The judgment of the superior court affirming the judgment of the district court is reversed and the case is remanded to the superior court with directions to remand to the district court for the purpose of entering a judgment of acquittal as to appellant Harry Egner.

Reversed.

NOTES

[1] AS 17.12.010 provides in part that "it is unlawful for a person to ... have under his control ... a depressant, hallucinogenic or stimulant drug." Under AS 17.12.150 "depressant, hallucinogenic or stimulant drug" means "cannabis and every other substance having similar physiological effects." AS 17.12.110(a) provides:

A person who violates a provision of this chapter relating to the possession or control of depressant, hallucinogenic and stimulant drugs, when his possession or control is for his own use, is guilty of a misdemeanor and upon conviction is punishable by imprisonment for not more than one year, or by a fine of not more than $1,000, or by both.

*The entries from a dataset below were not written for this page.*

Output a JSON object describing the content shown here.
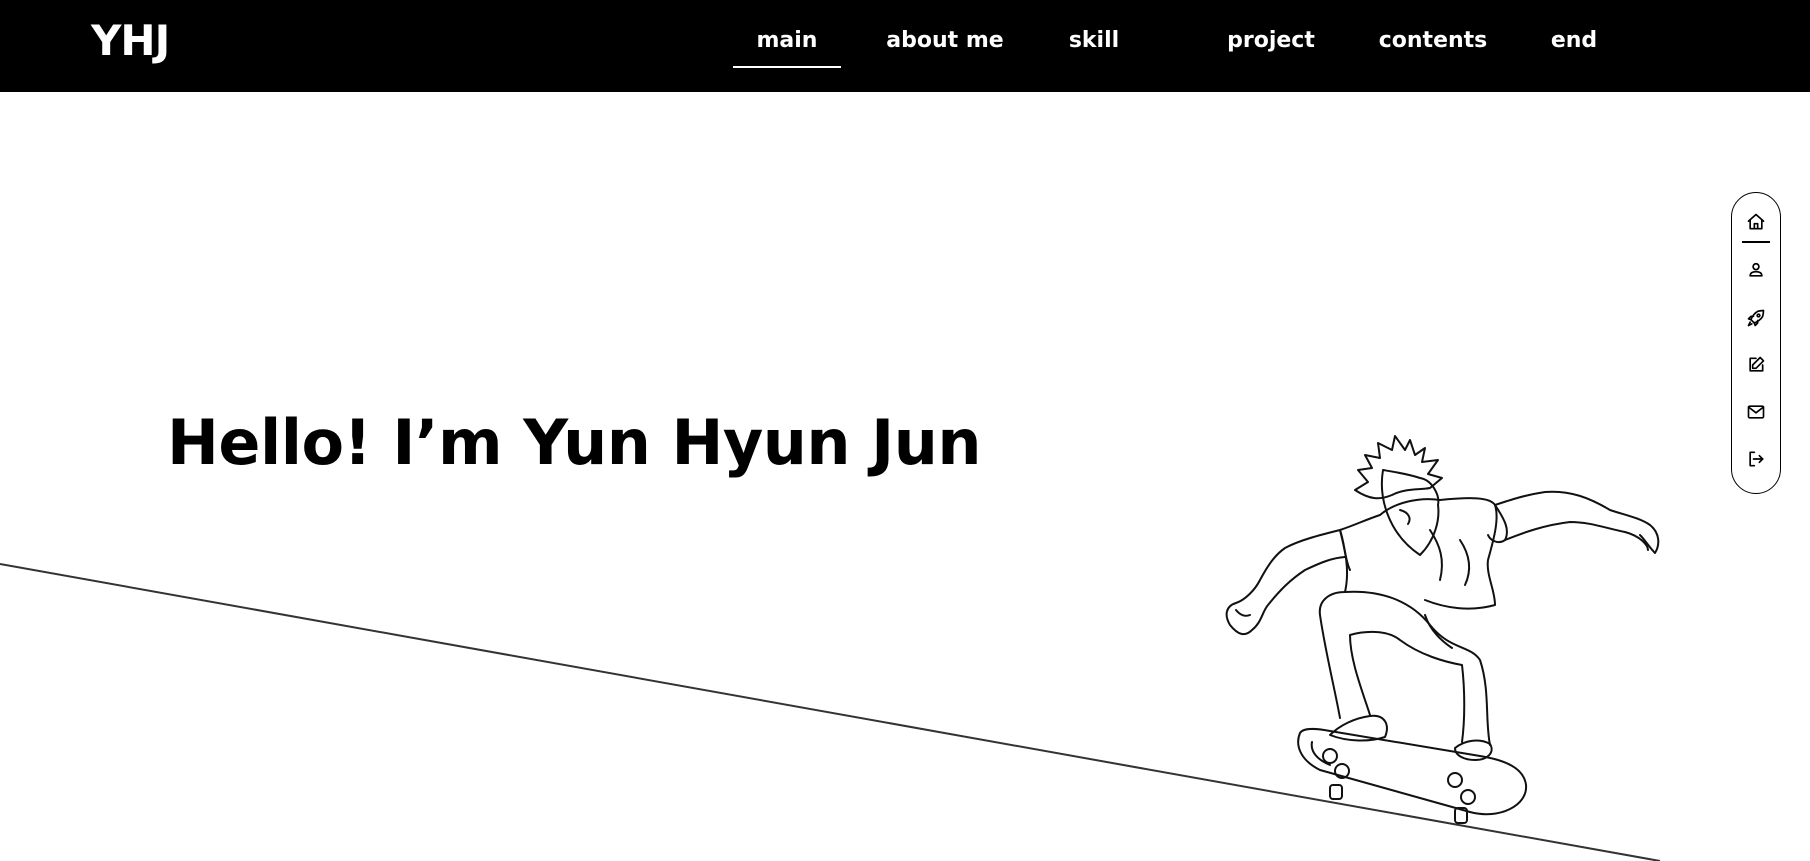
{
  "header": {
    "logo": "YHJ",
    "nav": [
      {
        "label": "main",
        "active": true
      },
      {
        "label": "about me",
        "active": false
      },
      {
        "label": "skill",
        "active": false
      },
      {
        "label": "project",
        "active": false
      },
      {
        "label": "contents",
        "active": false
      },
      {
        "label": "end",
        "active": false
      }
    ]
  },
  "hero": {
    "title": "Hello! I’m Yun Hyun Jun"
  },
  "sidenav": {
    "items": [
      {
        "icon": "home-icon"
      },
      {
        "icon": "user-icon"
      },
      {
        "icon": "rocket-icon"
      },
      {
        "icon": "edit-icon"
      },
      {
        "icon": "mail-icon"
      },
      {
        "icon": "logout-icon"
      }
    ]
  },
  "colors": {
    "header_bg": "#000000",
    "header_text": "#ffffff",
    "page_bg": "#ffffff",
    "ink": "#000000"
  }
}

[2] Tarnef v. State, 492 P.2d 109, 117 (Alaska 1971); Beck v. State, 408 P.2d 996, 997 (Alaska 1965).

[3] The appeals of co-defendants Howes and Kalban will be treated in a separate opinion since different issues are involved in their appeals.

[4] Judd v. State, 482 P.2d 273, 280 (Alaska 1971).

[5] Araujo-Lopez v. United States, 405 F.2d 466 (9th Cir.1969).